Masiwa –Est-ce que le nombre de copies journalièresobligatoires à corriger ne contribue pas à la faiblesse des notes ?
MAM –Cette question est intéressante en ce sens qu’elle repose sur l’ensemble des étapes de l’examen. Le temps accordé aux élèves pour composer, celui accordé aux personnels engagés dans la saisie des notes et celui consacré aux corrections des épreuves sont-ils suffisants pour faire un travail de qualité ? Assurément non, mais il faut prendre en compte le fait qu’il s’agit d’exigences financières puisque les examens coûtent très cher, de leur préparation à la proclamation des résultats en passant par leur réalisation. S’il n’y avait pas cette exigence financière, j’irais même proposer que les épreuves soient parsemées dans le temps de l’école pour que les élèves ne se sentent pas stressés, que les corrections se passent dans la quiétude et qu’en fin d’année, les résultats soient annoncés sans trop de pression et avec beaucoup de certitude sur les décisions prises.
Masiwa – Le gouvernement a annoncé dernièrement la tenue prochaine des assises de l’éducation nationale, qu’allez-vous proposer ?

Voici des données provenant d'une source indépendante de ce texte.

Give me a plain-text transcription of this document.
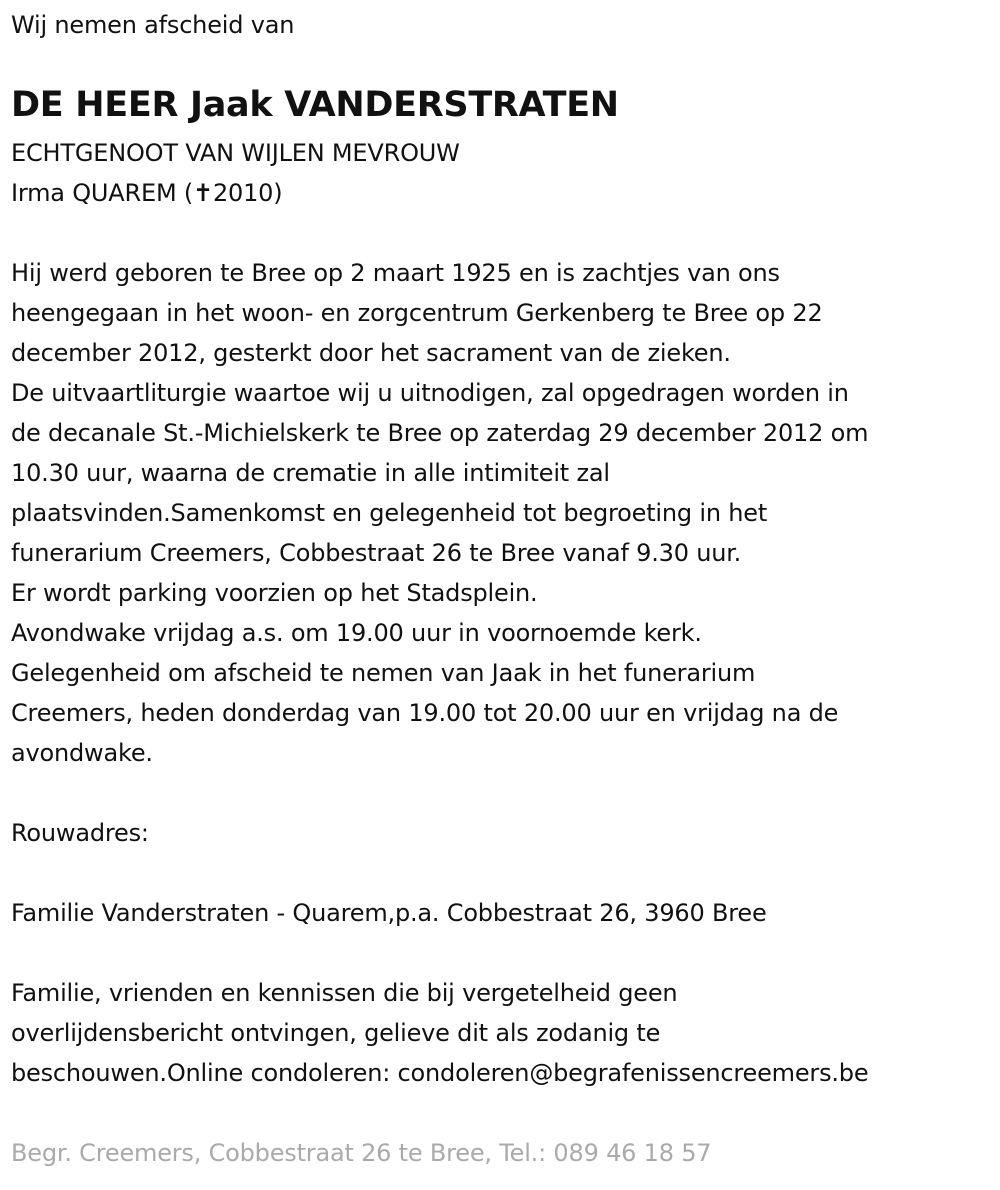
Wij nemen afscheid van
DE HEER Jaak VANDERSTRATEN
ECHTGENOOT VAN WIJLEN MEVROUW
Irma QUAREM (✝2010)
Hij werd geboren te Bree op 2 maart 1925 en is zachtjes van ons
heengegaan in het woon- en zorgcentrum Gerkenberg te Bree op 22
december 2012, gesterkt door het sacrament van de zieken.
De uitvaartliturgie waartoe wij u uitnodigen, zal opgedragen worden in
de decanale St.-Michielskerk te Bree op zaterdag 29 december 2012 om
10.30 uur, waarna de crematie in alle intimiteit zal
plaatsvinden.Samenkomst en gelegenheid tot begroeting in het
funerarium Creemers, Cobbestraat 26 te Bree vanaf 9.30 uur.
Er wordt parking voorzien op het Stadsplein.
Avondwake vrijdag a.s. om 19.00 uur in voornoemde kerk.
Gelegenheid om afscheid te nemen van Jaak in het funerarium
Creemers, heden donderdag van 19.00 tot 20.00 uur en vrijdag na de
avondwake.
Rouwadres:
Familie Vanderstraten - Quarem,p.a. Cobbestraat 26, 3960 Bree
Familie, vrienden en kennissen die bij vergetelheid geen
overlijdensbericht ontvingen, gelieve dit als zodanig te
beschouwen.Online condoleren: condoleren@begrafenissencreemers.be
Begr. Creemers, Cobbestraat 26 te Bree, Tel.: 089 46 18 57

MAM –Je pense que les éléments qui doivent faire l’objet d’étude et de débats sont déjà préparés, en tout cas bon nombre d’entre eux. Nous avonsdes études faites sur le diagnostic du système (notamment le RESEN). Nous avons des propositions pour sortir de la crise qui sévit dans notre système éducatif (il y a le PTSE notamment) et puis dernièrement, à l’occasion d’une série d’ateliers de co-construction avec l’AFD des éléments du diagnostic de l’enseignement primaire, du collège et du lycée ont été mis en relief et des solutions ont été proposées. Il faudra alors poser la problématique et verser ces éléments là où ils doivent être. Ensuite, il faut penser à une série de mesures de renforcement du système, notamment :
- le renforcement du cadre réglementaire (nous manquons de beaucoup de textes régissant le système éducatif, notamment dans le recrutement, la GRH, le code déontologique et les droits des uns et des autres).
- La capacité de notre système à s’adapter à son milieu (politique, économique, civique, culturel…)
- La politique du livre en général et des manuels scolaires et autres matériels didactiques en particulier
- Le système de formation, notamment permanente pour assurer la qualité des prestations de services pédagogiques des enseignants, mais également les compétences des chefs d’établissements, les conseillers d’orientation et le personnel administratif
- Notre relation avec nos partenaires en vue de disposer d’une politique de coopération globale et transversale.